The Pennsylvania Department of Health has sent an email to the Pennridge School District and the nursing staff, with information provided by the CDC on precautions. Pennridge has issued an email to parents and staff on ways to minimize exposure to COVID-19. According to Mrs. Fenerty, a Pennridge High School nurse, “It has been more debilitating for the elderly population with underlying medical conditions.” Therefore, students should not be worried about COVID-19. Senior Madison Farrell says, “I’m concerned for the world, like China, and for people with respiratory issues, but I am personally not worried.”

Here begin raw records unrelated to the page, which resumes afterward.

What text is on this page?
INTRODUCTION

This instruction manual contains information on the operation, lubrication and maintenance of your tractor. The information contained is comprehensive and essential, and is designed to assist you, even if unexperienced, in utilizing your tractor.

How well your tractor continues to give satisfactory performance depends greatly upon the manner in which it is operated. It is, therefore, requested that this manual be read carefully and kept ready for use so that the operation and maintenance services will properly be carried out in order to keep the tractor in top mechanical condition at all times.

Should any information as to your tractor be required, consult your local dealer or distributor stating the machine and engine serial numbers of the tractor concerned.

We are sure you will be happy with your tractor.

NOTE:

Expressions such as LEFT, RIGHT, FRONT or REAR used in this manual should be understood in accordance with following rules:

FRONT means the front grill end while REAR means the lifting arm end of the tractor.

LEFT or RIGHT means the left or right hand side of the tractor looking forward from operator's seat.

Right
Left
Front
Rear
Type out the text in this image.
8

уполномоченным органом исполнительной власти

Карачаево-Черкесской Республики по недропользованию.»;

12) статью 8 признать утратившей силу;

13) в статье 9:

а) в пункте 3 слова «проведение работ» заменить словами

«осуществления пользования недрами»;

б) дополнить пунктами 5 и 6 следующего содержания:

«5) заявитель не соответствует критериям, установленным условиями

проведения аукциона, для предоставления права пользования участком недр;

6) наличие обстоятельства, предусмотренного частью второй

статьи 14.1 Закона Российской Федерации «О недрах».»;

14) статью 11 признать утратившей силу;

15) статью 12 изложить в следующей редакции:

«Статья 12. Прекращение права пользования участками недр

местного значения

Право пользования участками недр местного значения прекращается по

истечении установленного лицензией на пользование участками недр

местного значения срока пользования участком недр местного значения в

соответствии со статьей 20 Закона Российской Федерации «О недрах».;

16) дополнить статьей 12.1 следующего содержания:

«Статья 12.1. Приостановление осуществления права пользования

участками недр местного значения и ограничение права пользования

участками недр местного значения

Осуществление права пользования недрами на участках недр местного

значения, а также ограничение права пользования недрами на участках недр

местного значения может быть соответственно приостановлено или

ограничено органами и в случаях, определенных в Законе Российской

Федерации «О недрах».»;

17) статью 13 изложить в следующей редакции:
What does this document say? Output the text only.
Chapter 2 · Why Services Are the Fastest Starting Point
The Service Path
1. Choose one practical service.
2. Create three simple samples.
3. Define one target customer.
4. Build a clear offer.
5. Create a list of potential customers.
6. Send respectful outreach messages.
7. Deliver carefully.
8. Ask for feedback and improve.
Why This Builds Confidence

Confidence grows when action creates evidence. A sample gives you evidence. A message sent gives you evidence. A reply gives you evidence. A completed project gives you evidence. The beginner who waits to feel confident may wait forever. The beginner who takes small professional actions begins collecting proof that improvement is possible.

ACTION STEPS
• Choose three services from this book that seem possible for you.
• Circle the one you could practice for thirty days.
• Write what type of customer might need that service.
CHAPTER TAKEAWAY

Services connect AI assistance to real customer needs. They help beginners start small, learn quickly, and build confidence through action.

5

The COVID-19 is a betacoronavirus, similar to MERS-CoV and SARS-CoV. The first cases were linked to a live animal market, but now the virus is spreading from person to person. People who contract the coronavirus tend to get sick with a mild to moderate upper respiratory tract illness, similar to the common cold. People usually experience a runny nose, cough, sore throat, shortness of breath, possibly a headache, and fever. Symptoms can appear anywhere from 2 to 14 days after exposure. The coronavirus is not life threatening for healthy children and adults. People who are over the age of 60 are more at risk for experiencing complications, while people who are 80 years and older are at the highest risk of serious illness or death. People who also have weakened immune systems, or a long-term medical condition such as heart disease, diabetes, hypertension, lung disease, or cancer, are more at risk for serious illness if they catch the coronavirus. There is currently no vaccine for the virus, but the best method of prevention is to avoid being exposed to the virus. The CDC recommends avoiding close contact with people who are sick, and to avoid touching your eyes, nose, and mouth. The CDC also recommends that people should wash their hands thoroughly, for at least 20 seconds.